What comes out of all this is that while there are ideologies and ideologues, they either don’t have a party they expresses the particular ideology or else don’t have the will to build such a political force. And so those who picked the winner have things to say about what and who were defeated while those who backed the loser talk about what and who won.  
This is not something that was peculiar to the recently held Presidential Election. It is a theory that can help explain the behavior of ‘ideologues’ of all kinds in every major election since 1965. That makes 54 years of default-option as far as those who are heavy on ideology are concerned. 

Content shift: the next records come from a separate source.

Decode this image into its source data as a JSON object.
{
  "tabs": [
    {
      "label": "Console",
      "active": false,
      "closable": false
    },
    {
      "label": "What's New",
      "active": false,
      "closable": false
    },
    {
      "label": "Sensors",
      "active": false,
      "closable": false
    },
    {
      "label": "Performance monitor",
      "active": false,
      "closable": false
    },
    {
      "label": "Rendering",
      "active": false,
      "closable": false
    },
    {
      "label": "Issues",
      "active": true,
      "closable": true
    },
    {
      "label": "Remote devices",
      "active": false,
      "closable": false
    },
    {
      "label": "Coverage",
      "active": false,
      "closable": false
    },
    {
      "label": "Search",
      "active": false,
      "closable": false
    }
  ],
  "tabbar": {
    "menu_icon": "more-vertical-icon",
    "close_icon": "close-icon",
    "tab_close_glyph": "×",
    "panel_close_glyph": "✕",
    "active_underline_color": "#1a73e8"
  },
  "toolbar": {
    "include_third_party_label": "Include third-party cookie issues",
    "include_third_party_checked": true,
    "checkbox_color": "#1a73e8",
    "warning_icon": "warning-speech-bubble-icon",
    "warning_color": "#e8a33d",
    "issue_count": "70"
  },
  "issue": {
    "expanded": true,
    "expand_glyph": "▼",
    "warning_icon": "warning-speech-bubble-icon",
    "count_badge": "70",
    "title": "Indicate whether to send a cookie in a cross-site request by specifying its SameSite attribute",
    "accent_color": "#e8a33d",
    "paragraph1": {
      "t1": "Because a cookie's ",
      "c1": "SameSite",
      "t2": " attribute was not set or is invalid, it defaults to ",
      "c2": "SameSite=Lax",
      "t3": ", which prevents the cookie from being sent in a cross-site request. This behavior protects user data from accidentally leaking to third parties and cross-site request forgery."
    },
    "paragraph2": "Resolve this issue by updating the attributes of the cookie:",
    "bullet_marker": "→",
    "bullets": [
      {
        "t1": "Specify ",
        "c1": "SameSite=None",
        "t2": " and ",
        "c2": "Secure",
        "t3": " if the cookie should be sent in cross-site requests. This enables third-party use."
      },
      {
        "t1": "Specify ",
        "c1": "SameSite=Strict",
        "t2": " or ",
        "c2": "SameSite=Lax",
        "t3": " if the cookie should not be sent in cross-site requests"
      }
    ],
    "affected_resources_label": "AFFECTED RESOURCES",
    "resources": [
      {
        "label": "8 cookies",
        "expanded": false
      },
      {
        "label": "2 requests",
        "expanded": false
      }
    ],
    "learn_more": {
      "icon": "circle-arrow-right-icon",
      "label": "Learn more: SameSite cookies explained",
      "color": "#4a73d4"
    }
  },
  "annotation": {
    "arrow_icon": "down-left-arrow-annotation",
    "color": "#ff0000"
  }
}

Interestingly, they make such a tiny minority that their effect is considerably smaller than their profiles (and egos). In other words, had the self-labeled Leftists chosen to spend all their time away from laptops and pocket meetings and instead used armchairs, the results would have not been very different in both 2015 and 2019 (and of course other elections). The same would go for the nationalists.

Of course things are a bit different in Britain, considering Brexit, Johnson and deep-seated xenophobia coming out into the open, but one feels that electorate-temper has been as misread in that country as it was in Sri Lanka. Nevertheless, the commonalities of misreading, mis-extrapolation and missing the bus consequently are hard to deny.  

One thing is certain. The November 16, 2019 election showed up many political scientists and political commentators for being utterly inept. Perhaps it was a sobering experience and we might see more informed and perceptive missives from them in the future. I am not betting on it though.